Knowing a bit more about the American Interstate highway system can make your next road trip go smoother.
The Interstate Highway System was formed in 1956 when President Dwight D. Eisenhower, who gets much of the credit for championing a highway system, signed the Federal Aid Highway Act. Its purpose was to create a nationwide network of high-speed motorways that had similar standards, particularly controlled access, which means no intersections or traffic signals.
Three states—Missouri, Kansas, and Pennsylvania—claim the first Interstate highway. It has since grown into a network of nearly 50,000 miles, making is the second largest in the world after China.
It’s actually a big grid.
The grid consists of more than 60 primary Interstate highways, numbered with one- or two-digit designations. Even-numbered routes run east-to-west, with the lowest numbers starting in the south; and odd-numbered routes run north-to-south, with the lowest numbers starting in the west. For example, I-10 runs between Santa Monica, California, and Jacksonville, Florida.
If you’re on a primary Interstate route that is divisible by 5, that means it’s a major route that runs cross-country, typically coast-to-coast or border-to-border. For example, I-95 runs between Miami, Florida, and Houlton, Maine.
The grid is supplemented by a number of loops and spurs called auxiliary highways that are designated by three-digit numbers. For example, I-110 is a spur off I-10 near Los Angeles. Auxiliary routes that begin with an even number generally connect to the main highway at two places, while routes beginning with an odd number connect at only one location.

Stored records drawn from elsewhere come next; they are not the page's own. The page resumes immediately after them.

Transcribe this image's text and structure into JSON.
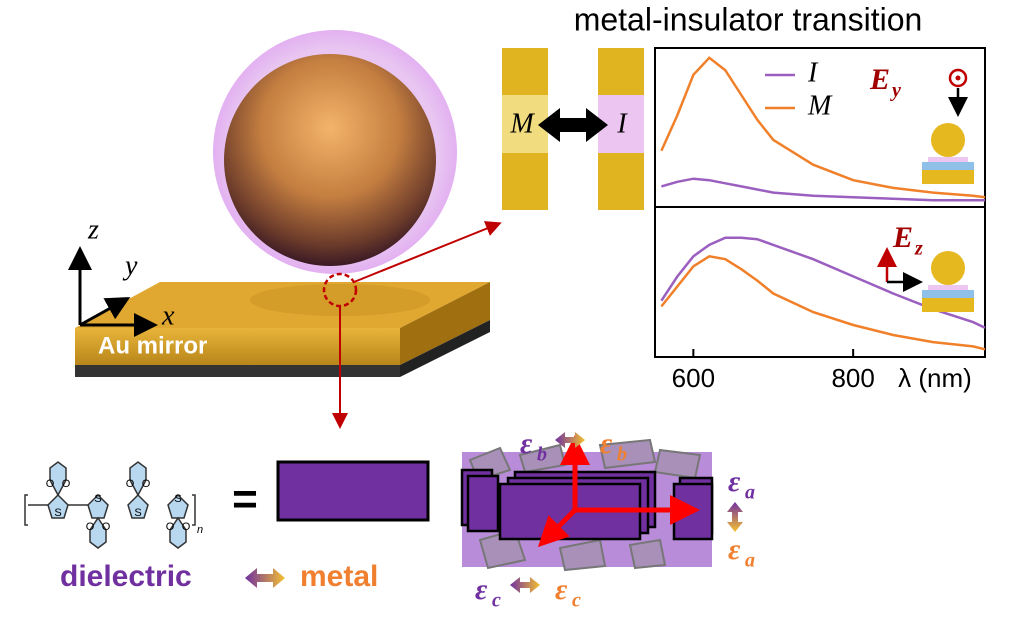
{
  "figure": {
    "title": "metal-insulator transition",
    "axes": {
      "z": "z",
      "y": "y",
      "x": "x"
    },
    "mirror": "Au mirror",
    "gap": {
      "metal": "M",
      "insulator": "I"
    },
    "molecule": {
      "sulfur": [
        "S",
        "S",
        "S",
        "S"
      ],
      "oxygen": [
        "O",
        "O",
        "O",
        "O",
        "O",
        "O",
        "O",
        "O"
      ],
      "repeat": "n"
    },
    "equals": "=",
    "dielectric": "dielectric",
    "metal": "metal",
    "epsilon": {
      "symbol": "ε",
      "b": "b",
      "a": "a",
      "c": "c"
    }
  },
  "chart_data": [
    {
      "type": "line",
      "annotation": {
        "text": "E",
        "subscript": "y"
      },
      "x": [
        560,
        580,
        600,
        620,
        640,
        660,
        680,
        700,
        750,
        800,
        850,
        900,
        950,
        965
      ],
      "xlim": [
        552,
        965
      ],
      "ylim": [
        0,
        1
      ],
      "legend": "top-center",
      "series": [
        {
          "name": "I",
          "color": "#9b5fc0",
          "values": [
            0.12,
            0.15,
            0.17,
            0.16,
            0.14,
            0.12,
            0.1,
            0.08,
            0.06,
            0.05,
            0.04,
            0.03,
            0.03,
            0.03
          ]
        },
        {
          "name": "M",
          "color": "#f0802a",
          "values": [
            0.35,
            0.58,
            0.84,
            0.95,
            0.87,
            0.71,
            0.55,
            0.42,
            0.26,
            0.16,
            0.11,
            0.08,
            0.06,
            0.05
          ]
        }
      ]
    },
    {
      "type": "line",
      "annotation": {
        "text": "E",
        "subscript": "z"
      },
      "x": [
        560,
        580,
        600,
        620,
        640,
        660,
        680,
        700,
        750,
        800,
        850,
        900,
        950,
        965
      ],
      "xlim": [
        552,
        965
      ],
      "ylim": [
        0,
        1
      ],
      "xticks": [
        600,
        800
      ],
      "xlabel": "λ (nm)",
      "series": [
        {
          "color": "#9b5fc0",
          "values": [
            0.38,
            0.55,
            0.69,
            0.77,
            0.82,
            0.82,
            0.81,
            0.77,
            0.67,
            0.55,
            0.43,
            0.32,
            0.23,
            0.19
          ]
        },
        {
          "color": "#f0802a",
          "values": [
            0.34,
            0.48,
            0.62,
            0.69,
            0.67,
            0.6,
            0.52,
            0.43,
            0.3,
            0.21,
            0.14,
            0.09,
            0.06,
            0.04
          ]
        }
      ]
    }
  ]
}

Auxiliary highways that encircle a metropolitan city, such as I-495 that loops all the way around Washington, D.C., are known as beltways.
Mile markers are your guide.
Mile markers along the Interstate can help you tell which way you’re going and where you are along the route. They always start at 0 at the state border and are numbered from west to east or from south to north. So if you’re traveling on I-75 (which you know is a north-south route because it is odd-numbered), and the mile markers are increasing, you know you’re traveling north. The miles on the markers tell you how far the southern border is behind you, and if you know about how many miles long the state is, you can calculate the number of miles until you reach the northern border.
Exit numbers reveal distance.
Most states have adopted modern federal guidelines, so the exit numbers correspond to mile markers. There are a few states where the exit numbers are simply sequential. In places where the exits are numbered by the mile marker, you can use exits to determine your distance. If you know you need to get off the Interstate at Exit 87 and you just passed Exit 52, that means you have 35 miles to go.
Exit number signs, which typically appear on top of highway signs, provide clues about which side of the Interstate the exit ramp is on. If the exit number is flush right with the sign, the exit ramp is to the right. If the exit number is flush left, it’s a left-side exit.
States set the speed limits.
Speed limits are determined by individual states, and they are typically based on whether the roadway is in an urban or rural area. Speed limits generally range from 50 to 75 mph. The highest Interstate speed limit is 80 mph, which can be found on specified segments in Idaho, Montana, Nevada, South Dakota, Utah, and Texas. A state highway in Texas has a posted speed limit of 85 mph, the highest in the country.
Many GPS systems now display the speed limit of the road you’re traveling, and the Waze driving app will alert you if you’re speeding.
Speed limits are absolute in most states, which means if you’re going 41 mph and the sign says 40, you have violated the law. However, general wisdom suggests that highway patrol officers won’t pull you over for going up to 9 mph over the speed limit. There’s no guarantee for this, and road conditions could be a factor, so follow this legend at your own risk.
Wait, Hawaii has Interstates?
Yes, there are Interstate highways in Hawaii, Alaska, and Puerto Rico despite that they don’t connect to other states or territories. The designation indicates that the roads receive federal funding. But only Hawaii’s have federal Interstate highway signs—its routes have an H prefix. You can find H1, H2, and H3 on the island of Oahu.